For Residents

Long-Distance Dermatology: Lessons From an Interview on Remote Practice During a Pandemic and Beyond

Author and Disclosure Information

The COVID-19 pandemic resulted in profound changes to most facets of medical practice. The field of dermatology has adapted by rapidly incorporating teledermatology as a means of evaluating, treating, and staying connected with our patients. Broader dermatology access, convenience to patients, and value to payers are benefits to this rapidly evolving practice model and suggest that teledermatology will be a part of day-to-day practice even as the worst of the pandemic is behind us. This interview provides one recent dermatology resident graduate’s experiences incorporating teledermatology into his practice model and provides advice for future residents on preparing to do the same.

Resident Pearl

  • One result of the COVID-19 pandemic is the aggressive adoption of teledermatology across the United States. Graduating residents should be preparing for a scope of practice that incorporates teledermatology.


 

References

For the US health care system, the year 2020 was one of great change as well as extreme pain and hardship: some physical, but much emotional and financial. Dermatologists nationwide have not been sheltered from the winds of change. Yet as with most great challenges, one also can discern great change for the better if you look for it. One area of major growth in the wake of the COVID-19 pandemic is the expansion of telehealth, specifically teledermatology.

Prior to the pandemic, teledermatology was in a phase of modest expansion.1 Since the start of the pandemic, however, the adoption of telemedicine services in the United States has been beyond exponential. Before the pandemic, an estimated 15,000 Medicare recipients received telehealth services on a weekly basis. Yet by the end of April 2020, only 3 months after the first reported case of COVID-19 in the United States, nearly 1.3 million Medicare beneficiaries were utilizing telehealth services on a weekly basis.2 The Centers for Medicare & Medicaid Services has recognized the vast increase in need and responded with the addition of 144 new telehealth services covered by Medicare in the last year. In December 2020, the Centers for Medicare & Medicaid Services moved to make many of the previously provisional policies permanent, expanding long-term coverage for telehealth services,2 and use of teledermatology has expanded in parallel. Although the impetus for this change was simple necessity, the benefits of expanded teledermatology are likely to drive its continued incorporation into our daily practices.

Kevin Wright, MD, is a staff dermatologist at the Naval Medical Center San Diego (San Diego, California) and an Associate Professor of Dermatology at the Uniformed Services University of the Health Sciences (Bethesda, Maryland).
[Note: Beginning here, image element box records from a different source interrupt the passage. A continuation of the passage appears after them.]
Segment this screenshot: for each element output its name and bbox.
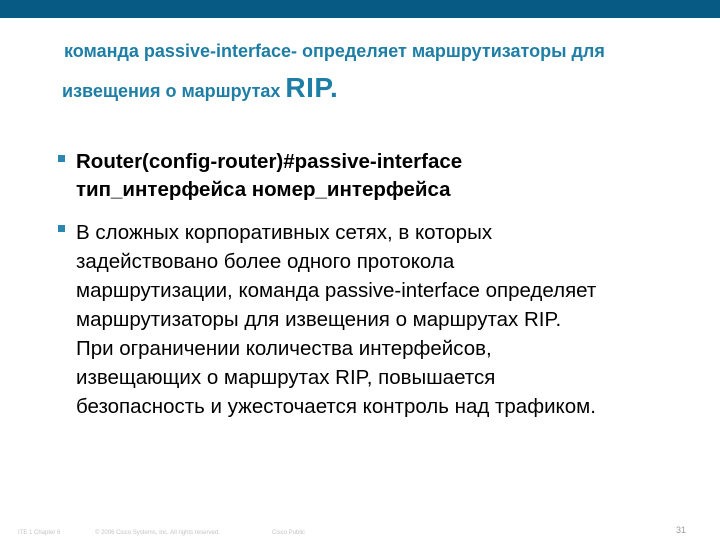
footer-course: ITE 1 Chapter 6 bbox=[18, 530, 61, 536]
bullet-line: безопасность и ужесточается контроль над трафиком. bbox=[76, 395, 596, 418]
bullet-marker-icon bbox=[58, 225, 65, 232]
title-line-2-text: извещения о маршрутах bbox=[62, 80, 286, 101]
bullet-line: Router(config-router)#passive-interface bbox=[76, 150, 463, 173]
bullet-line: маршрутизации, команда passive-interface определяет bbox=[76, 279, 597, 302]
slide-title bbox=[62, 38, 692, 109]
bullet-line: задействовано более одного протокола bbox=[76, 250, 455, 273]
bullet-description bbox=[58, 218, 688, 421]
footer bbox=[0, 530, 720, 540]
title-line-1: команда passive-interface- определяет маршрутизаторы для bbox=[64, 41, 605, 61]
footer-classification: Cisco Public bbox=[272, 530, 306, 536]
bullet-line: тип_интерфейса номер_интерфейса bbox=[76, 178, 451, 201]
bullet-line: В сложных корпоративных сетях, в которых bbox=[76, 221, 493, 244]
title-rip: RIP. bbox=[285, 71, 339, 103]
title-line-2 bbox=[62, 66, 692, 109]
bullet-line: извещающих о маршрутах RIP, повышается bbox=[76, 366, 496, 389]
page-number: 31 bbox=[676, 525, 687, 535]
top-bar bbox=[0, 0, 720, 18]
bullet-marker-icon bbox=[58, 155, 65, 162]
bullet-command-syntax bbox=[58, 148, 688, 204]
bullet-list bbox=[58, 148, 688, 431]
bullet-line: маршрутизаторы для извещения о маршрутах RIP. bbox=[76, 308, 562, 331]
bullet-line: При ограничении количества интерфейсов, bbox=[76, 337, 492, 360]
footer-copyright: © 2006 Cisco Systems, Inc. All rights reserved. bbox=[95, 530, 220, 536]
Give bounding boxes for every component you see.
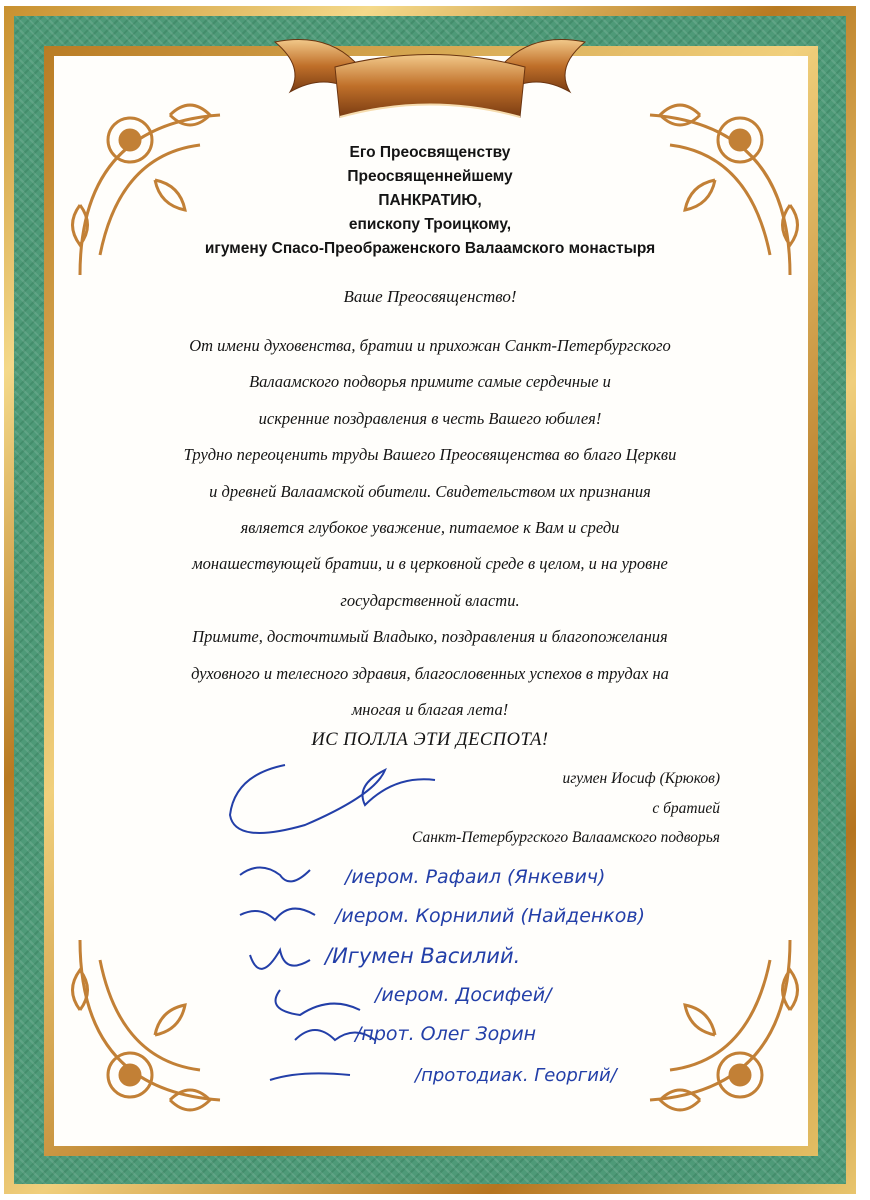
body-line: многая и благая лета! xyxy=(351,700,509,720)
letter-body xyxy=(70,328,790,728)
handwritten-line: /Игумен Василий. xyxy=(325,944,521,968)
addressee-line: игумену Спасо-Преображенского Валаамского монастыря xyxy=(204,240,656,257)
signature-scribble xyxy=(230,765,435,833)
signatures-area xyxy=(225,755,770,1105)
body-line: монашествующей братии, и в церковной среде в целом, и на уровне xyxy=(192,554,668,574)
addressee-block xyxy=(70,141,790,261)
addressee-line: Его Преосвященству xyxy=(349,144,511,161)
signature-scribble xyxy=(270,1073,350,1080)
signer-name: игумен Иосиф (Крюков) xyxy=(562,770,720,787)
handwritten-line: /иером. Досифей/ xyxy=(375,984,552,1006)
addressee-line: Преосвященнейшему xyxy=(347,168,513,185)
handwritten-line: /иером. Корнилий (Найденков) xyxy=(335,905,646,927)
signature-scribble xyxy=(240,868,310,882)
body-line: Валаамского подворья примите самые сердечные и xyxy=(249,372,611,392)
signature-scribble xyxy=(240,909,315,920)
acclamation: ИС ПОЛЛА ЭТИ ДЕСПОТА! xyxy=(311,730,549,750)
signer-org: Санкт-Петербургского Валаамского подворья xyxy=(412,829,720,846)
body-line: Трудно переоценить труды Вашего Преосвященства во благо Церкви xyxy=(183,445,677,465)
body-line: духовного и телесного здравия, благословенных успехов в трудах на xyxy=(191,663,669,683)
ribbon-ornament-icon xyxy=(265,22,595,132)
body-line: государственной власти. xyxy=(340,590,520,610)
body-line: От имени духовенства, братии и прихожан Санкт-Петербургского xyxy=(189,336,671,355)
handwritten-line: /протодиак. Георгий/ xyxy=(415,1065,617,1086)
handwritten-line: /иером. Рафаил (Янкевич) xyxy=(345,866,606,888)
handwritten-line: /прот. Олег Зорин xyxy=(355,1023,537,1045)
addressee-line: ПАНКРАТИЮ, xyxy=(378,192,482,209)
body-line: является глубокое уважение, питаемое к Вам и среди xyxy=(240,518,620,538)
body-line: Примите, досточтимый Владыко, поздравления и благопожелания xyxy=(192,627,668,647)
salutation: Ваше Преосвященство! xyxy=(343,287,517,306)
addressee-line: епископу Троицкому, xyxy=(348,216,512,233)
signature-scribble xyxy=(250,950,310,969)
body-line: искренние поздравления в честь Вашего юбилея! xyxy=(258,408,602,428)
signer-with: с братией xyxy=(652,800,720,817)
body-line: и древней Валаамской обители. Свидетельством их признания xyxy=(209,481,651,501)
signature-scribble xyxy=(276,990,361,1015)
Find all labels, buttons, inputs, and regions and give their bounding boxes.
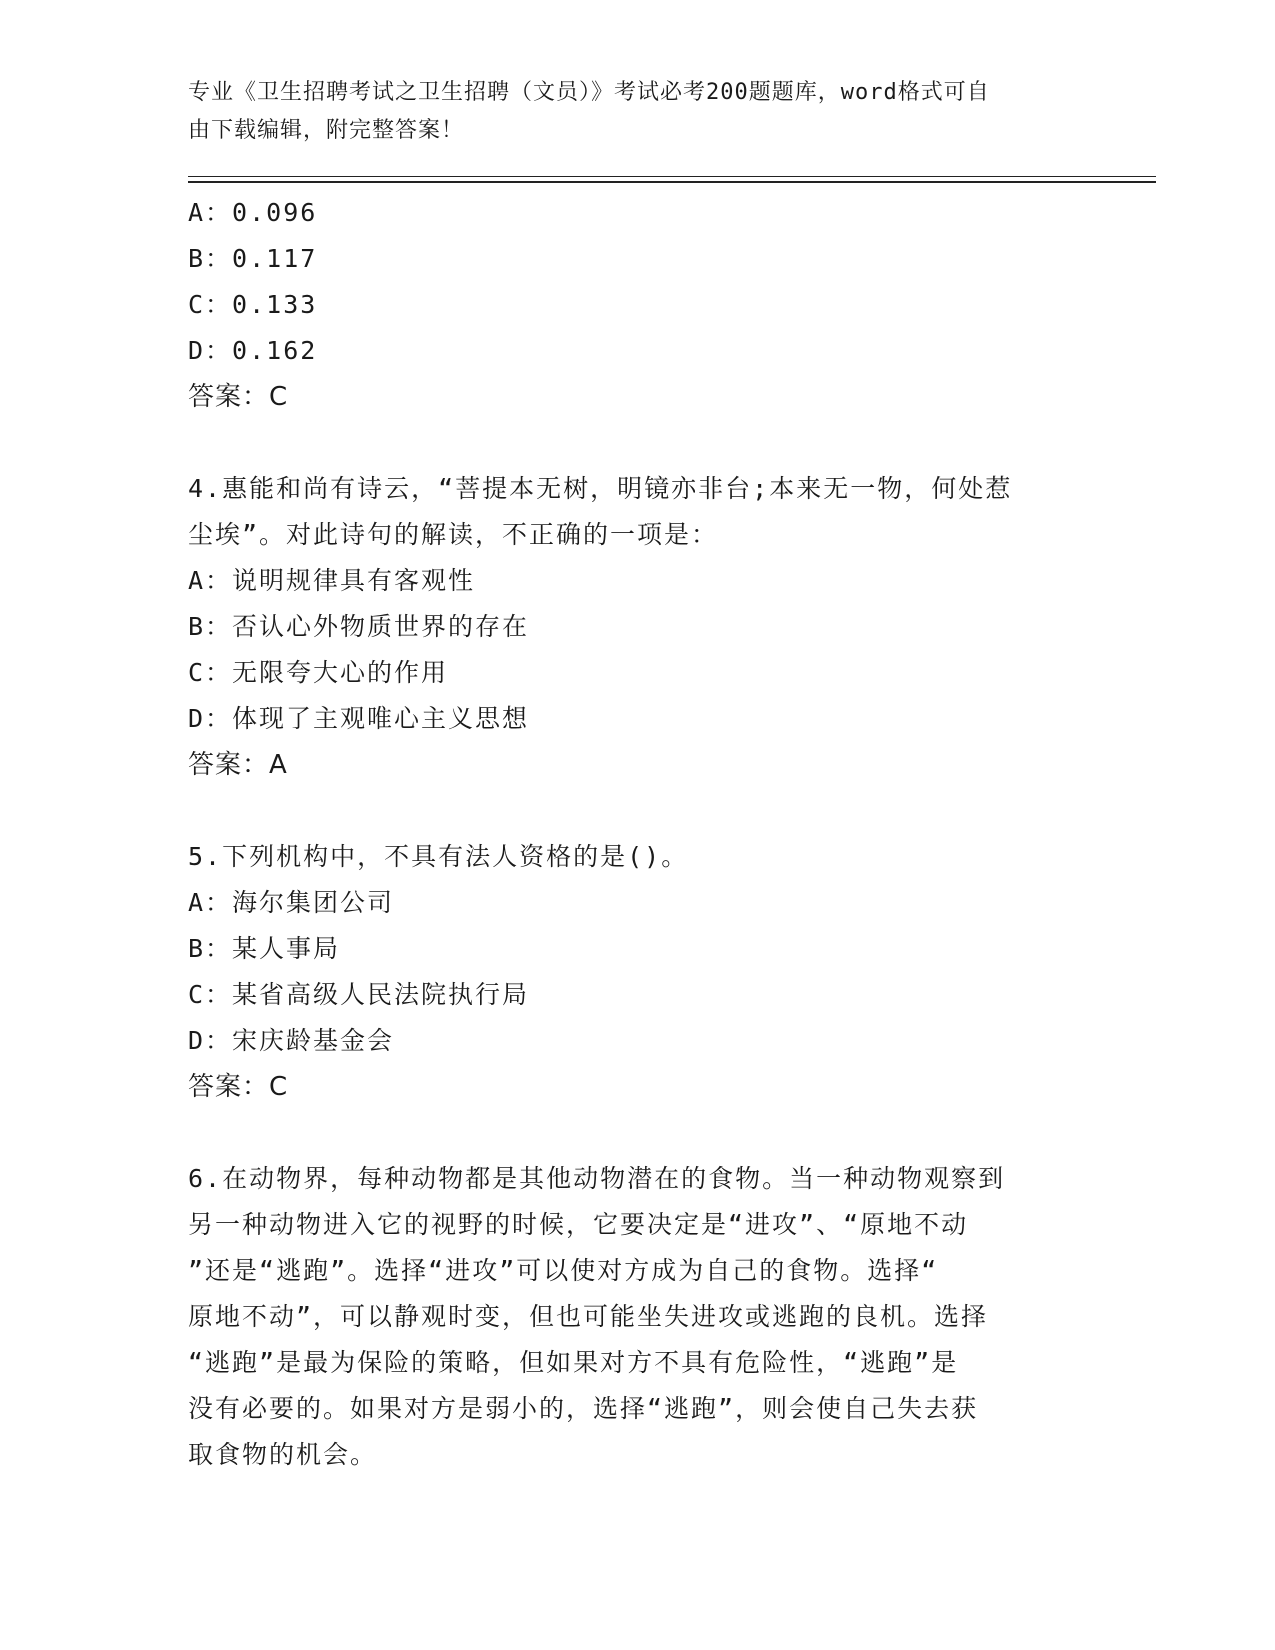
question-stem-line: 没有必要的。如果对方是弱小的，选择“逃跑”，则会使自己失去获 xyxy=(188,1394,979,1423)
option-b: B：某人事局 xyxy=(188,934,341,963)
header-line-2: 由下载编辑，附完整答案！ xyxy=(188,118,465,143)
question-stem-line: 另一种动物进入它的视野的时候，它要决定是“进攻”、“原地不动 xyxy=(188,1210,969,1239)
spacer xyxy=(188,420,1088,466)
header-divider-thin xyxy=(188,176,1156,177)
option-b: B：否认心外物质世界的存在 xyxy=(188,612,530,641)
question-list xyxy=(188,190,1088,1478)
option-b: B：0.117 xyxy=(188,244,318,273)
option-c: C：某省高级人民法院执行局 xyxy=(188,980,530,1009)
spacer xyxy=(188,1110,1088,1156)
question-stem-line: ”还是“逃跑”。选择“进攻”可以使对方成为自己的食物。选择“ xyxy=(188,1256,939,1285)
question-3 xyxy=(188,190,1088,420)
option-a: A：0.096 xyxy=(188,198,318,227)
question-stem-line: 取食物的机会。 xyxy=(188,1440,378,1469)
answer: 答案：C xyxy=(188,382,289,412)
question-stem-line: “逃跑”是最为保险的策略，但如果对方不具有危险性，“逃跑”是 xyxy=(188,1348,959,1377)
header-line-1: 专业《卫生招聘考试之卫生招聘（文员）》考试必考200题题库，word格式可自 xyxy=(188,80,990,105)
document-header xyxy=(188,74,1068,150)
option-c: C：无限夸大心的作用 xyxy=(188,658,449,687)
question-stem-line: 尘埃”。对此诗句的解读，不正确的一项是： xyxy=(188,520,719,549)
question-stem-line: 6.在动物界，每种动物都是其他动物潜在的食物。当一种动物观察到 xyxy=(188,1164,1006,1193)
option-a: A：说明规律具有客观性 xyxy=(188,566,476,595)
spacer xyxy=(188,788,1088,834)
option-a: A：海尔集团公司 xyxy=(188,888,395,917)
header-divider-thick xyxy=(188,181,1156,183)
option-d: D：0.162 xyxy=(188,336,318,365)
question-5 xyxy=(188,834,1088,1110)
question-stem-line: 4.惠能和尚有诗云，“菩提本无树，明镜亦非台;本来无一物，何处惹 xyxy=(188,474,1013,503)
question-4 xyxy=(188,466,1088,788)
answer: 答案：A xyxy=(188,750,288,780)
question-stem-line: 5.下列机构中，不具有法人资格的是()。 xyxy=(188,842,689,871)
option-d: D：体现了主观唯心主义思想 xyxy=(188,704,530,733)
answer: 答案：C xyxy=(188,1072,289,1102)
question-stem-line: 原地不动”，可以静观时变，但也可能坐失进攻或逃跑的良机。选择 xyxy=(188,1302,989,1331)
question-6 xyxy=(188,1156,1088,1478)
option-c: C：0.133 xyxy=(188,290,318,319)
option-d: D：宋庆龄基金会 xyxy=(188,1026,395,1055)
In this interview, we discussed his experience incorporating a teledermatology component into his postresidency practice, the pros and cons of teledermatology practice, and ways that residents can prepare for a future in teledermatology.

Would you start by briefly describing your work model now?
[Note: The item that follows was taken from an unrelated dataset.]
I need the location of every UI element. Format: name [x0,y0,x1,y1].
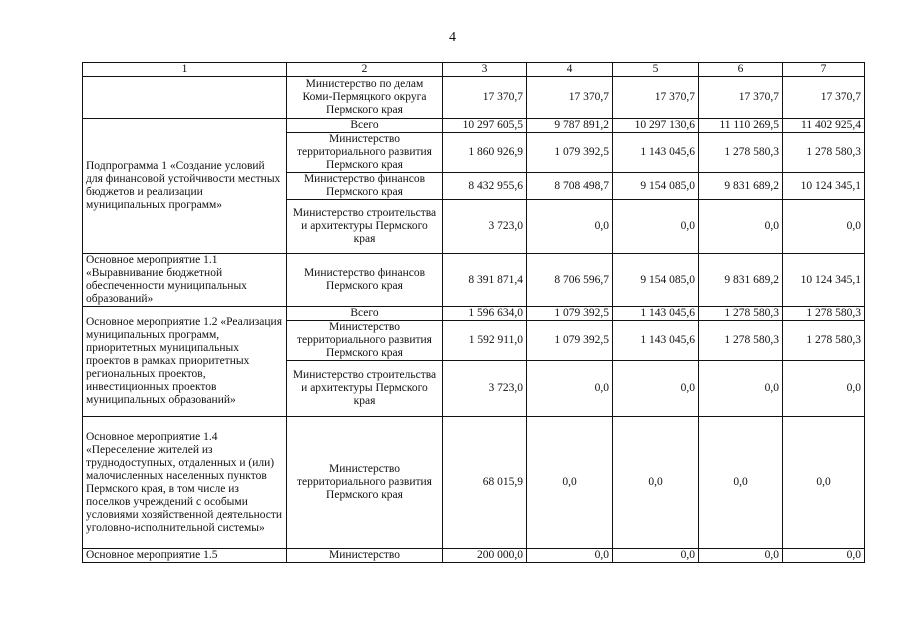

My primary job is a Monday-through-Friday classic dermatology clinic job. On the weekends or days off, I see asynchronous and synchronous teledermatology through a specialized platform. On weekends, I tend to see anywhere between 20 and 40 patients in about a 6-hour period with breaks in between.

What does a typical “weekend” day of work look like?

In general, I’ll wake up early before my family and spend maybe an hour working. Oftentimes, that will be in my truck parked down by the beach, where I will go for a run or surf before logging on. If I have 40 visits scheduled that day, I can spend a few hours, message most of them, clarify some aspects of the visit, then go and have breakfast with my family before logging back on and completing the encounters.

Is most of your interaction with patients asynchronous, messaging back and forth to take history?

A few states require a phone call, so those are synchronous, and every Medicaid patient requires a video call. I do synchronous visits with all of my isotretinoin patients at first. It’s a mixed bag, but a lot of my visits are done entirely asynchronously.

What attracted you to this model?

During residency, I always felt that many of the ways we saw patients seemed extraordinarily inefficient. My best example of this is isotretinoin follow-ups. Before this year, most of my colleagues were uncomfortable with virtual isotretinoin follow-ups or thought it was a ridiculous idea. Frankly, I never shared this sentiment. Once I had my own board certification, I knew I was going to pursue teledermatology, because seeing kids take a half day off of school to come in for a 10-minute isotretinoin appointment (that’s mainly just a conversation about sports) just didn’t make sense to me. So I knew I wanted to pursue this idea, I just didn’t know exactly how. One day I was approached by a close friend and mentor of mine who had just purchased a teledermatology platform. She asked me if I would like to moonlight once I graduated and I jumped at the opportunity.